Confronted about those private conversations at her Tuesday morning press conference, Mayor Bowser indirectly acknowledged them. “Tom, you know that I have a lot of conversations, some of them I can discuss fully and some I will give you the gist of,” she said in response to this reporter’s question. “You heard the President—he wanted a show of force in D.C. and we know that they examined a lot of ways to do that.” 

The policing provision is nearly at the end of the law that spells out how local officials will govern the District. Powerful, conservative members of Congress, both Republican and Democrat, had worried since 1967 about giving District residents—largely black citizens and liberal whites—too much power over the police.  

As Harry Jaffe and I wrote in our 1994 book, Dream City, the city’s first appointed mayor, Walter Washington, at first refused the appointed job in 1967 when Congress, PresidentJohnson’s White House, and city business leaders, including Washington Post Publisher Katharine Graham, sought to keep police power in federal hands. 
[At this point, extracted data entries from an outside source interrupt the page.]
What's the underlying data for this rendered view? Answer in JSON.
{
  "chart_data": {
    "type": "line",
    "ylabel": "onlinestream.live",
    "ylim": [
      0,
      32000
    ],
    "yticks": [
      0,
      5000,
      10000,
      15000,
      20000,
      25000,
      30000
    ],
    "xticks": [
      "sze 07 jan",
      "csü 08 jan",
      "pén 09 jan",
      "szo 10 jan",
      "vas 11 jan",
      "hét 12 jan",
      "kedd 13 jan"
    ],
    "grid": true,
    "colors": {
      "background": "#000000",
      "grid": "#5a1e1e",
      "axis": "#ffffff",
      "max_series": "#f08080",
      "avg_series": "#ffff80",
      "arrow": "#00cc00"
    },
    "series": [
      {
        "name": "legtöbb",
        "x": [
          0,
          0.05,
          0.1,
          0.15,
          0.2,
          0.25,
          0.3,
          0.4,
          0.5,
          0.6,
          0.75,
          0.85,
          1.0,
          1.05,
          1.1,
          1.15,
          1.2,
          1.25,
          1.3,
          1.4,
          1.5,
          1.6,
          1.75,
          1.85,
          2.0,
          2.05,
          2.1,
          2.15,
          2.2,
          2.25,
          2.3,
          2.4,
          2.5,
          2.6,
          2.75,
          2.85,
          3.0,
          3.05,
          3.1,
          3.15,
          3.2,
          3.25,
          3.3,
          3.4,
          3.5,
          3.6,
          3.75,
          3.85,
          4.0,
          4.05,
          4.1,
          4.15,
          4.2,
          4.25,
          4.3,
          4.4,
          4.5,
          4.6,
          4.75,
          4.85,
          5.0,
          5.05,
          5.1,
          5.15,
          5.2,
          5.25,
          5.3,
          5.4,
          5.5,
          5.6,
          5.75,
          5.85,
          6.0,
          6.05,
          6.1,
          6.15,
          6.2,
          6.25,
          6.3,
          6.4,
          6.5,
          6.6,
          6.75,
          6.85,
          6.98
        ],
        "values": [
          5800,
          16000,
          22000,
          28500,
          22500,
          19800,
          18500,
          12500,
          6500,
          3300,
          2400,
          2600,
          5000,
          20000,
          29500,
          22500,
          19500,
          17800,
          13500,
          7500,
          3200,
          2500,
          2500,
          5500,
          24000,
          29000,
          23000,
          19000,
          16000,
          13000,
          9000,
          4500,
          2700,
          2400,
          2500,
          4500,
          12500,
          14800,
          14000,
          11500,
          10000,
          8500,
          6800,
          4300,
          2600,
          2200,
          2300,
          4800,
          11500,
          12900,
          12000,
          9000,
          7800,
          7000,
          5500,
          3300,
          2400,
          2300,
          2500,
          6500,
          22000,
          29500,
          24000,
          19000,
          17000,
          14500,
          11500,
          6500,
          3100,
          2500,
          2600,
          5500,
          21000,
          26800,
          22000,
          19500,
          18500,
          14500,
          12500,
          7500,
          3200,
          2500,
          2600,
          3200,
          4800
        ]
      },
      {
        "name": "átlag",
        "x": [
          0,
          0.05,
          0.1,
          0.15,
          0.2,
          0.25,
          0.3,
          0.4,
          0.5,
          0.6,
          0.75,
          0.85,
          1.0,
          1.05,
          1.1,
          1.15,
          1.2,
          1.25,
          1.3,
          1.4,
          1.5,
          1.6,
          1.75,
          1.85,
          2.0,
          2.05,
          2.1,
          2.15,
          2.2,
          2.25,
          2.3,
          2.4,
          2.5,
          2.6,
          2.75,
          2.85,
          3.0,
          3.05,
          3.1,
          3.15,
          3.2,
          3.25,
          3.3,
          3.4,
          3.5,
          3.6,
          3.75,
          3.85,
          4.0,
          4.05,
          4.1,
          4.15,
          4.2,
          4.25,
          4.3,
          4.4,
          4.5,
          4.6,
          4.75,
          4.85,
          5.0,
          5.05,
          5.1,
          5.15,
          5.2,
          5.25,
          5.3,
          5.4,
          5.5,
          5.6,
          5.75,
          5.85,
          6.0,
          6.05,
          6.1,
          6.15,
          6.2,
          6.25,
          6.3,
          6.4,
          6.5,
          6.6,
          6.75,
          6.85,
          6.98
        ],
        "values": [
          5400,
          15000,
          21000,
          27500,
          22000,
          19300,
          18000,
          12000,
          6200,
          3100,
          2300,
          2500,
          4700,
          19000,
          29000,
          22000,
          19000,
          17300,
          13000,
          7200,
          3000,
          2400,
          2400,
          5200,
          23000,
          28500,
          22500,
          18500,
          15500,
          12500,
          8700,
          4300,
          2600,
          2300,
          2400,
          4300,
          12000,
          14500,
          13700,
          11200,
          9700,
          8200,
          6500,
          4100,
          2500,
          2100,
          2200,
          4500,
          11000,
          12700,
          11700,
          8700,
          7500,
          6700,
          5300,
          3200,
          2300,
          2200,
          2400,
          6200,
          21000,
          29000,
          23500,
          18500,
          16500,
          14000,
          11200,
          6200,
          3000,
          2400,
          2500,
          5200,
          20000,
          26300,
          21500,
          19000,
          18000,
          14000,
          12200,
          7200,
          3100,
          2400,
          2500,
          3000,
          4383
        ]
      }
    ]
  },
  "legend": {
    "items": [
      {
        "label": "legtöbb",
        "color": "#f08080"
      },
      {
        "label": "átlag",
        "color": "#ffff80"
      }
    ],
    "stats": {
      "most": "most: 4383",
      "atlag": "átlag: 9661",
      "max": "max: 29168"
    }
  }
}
Johnson eventually relented and Washington became mayor. That proved to be important for the District. In the 1968 riots that followed the assassination ofMartin Luther King Jr., Mayor Washington was on the streets and in charge of the city, with backup from the National Guard that President Johnson sent in to help him. To this day, the mayor of Washington, D.C. still cannot alone call up the local National Guard. The mayor must ask the president for that authority, which the Department of Defense and the Secretary of the Army must review before it is granted.

By 1973, when an appointed mayor and Council still led the District, skepticism remained high and racist fears clouded people’s beliefs about the District’s ability to govern itself. There were worries how the liberal city might use the powers. 

But when Michigan Congressman Charlie Diggs, an African American representing Detroit, became chairman of the House District Committee that oversaw the nation’s capital, he held hearings on local control that led to Home Rule. 

Still, all of the measures then being considered kept ultimate authority in the hands of Congress. Local D.C. activist Julius Hobson Sr. described it accurately at one hearing. “I suspect that there are some members of this committee and of this Congress who don’t want us to have [governing authority] because this is a black city,” he told the committee members.

Hobson was especially critical of compromises Diggs felt were necessary. Powerful members of Congress from Maryland and Virginia made certain that the Home Rule Act included a provision banning the District from ever imposing a commuter tax. Any legislation, no matter how small, would be subject to a veto or revision by the House and Senate. Unlike the rest of the nation, the District would have no role in prosecuting major crimes; that uniquely was reserved for the U.S. Attorney. Again, people feared blacks being in control of the judiciary branch.

In the intervening years, Congress has inserted itself in major policies of the District, banning any abortions paid for with federal funds, outlawing the use of clean needles to combat disease and drug abuse, and restricting lobbying for statehood, among many others. 

Now, President Trump has taken a major leap forward, threatening the public safety independence of the city itself. 

District officials earnestly say they think the President’s power is not as strong as the words of the Home Rule Act. Mayor Bowser’s chief of staff and Acting Deputy Mayor for Economic Development, John Falccichio, says the city would challenge in court any usurpation of D.C. authority, but he acknowledges lawyers disagree on that potential outcome.  

In the short term, President Trump, who has expressed his disgust for the District, holds the upper hand, unless the courts down the road tell him otherwise.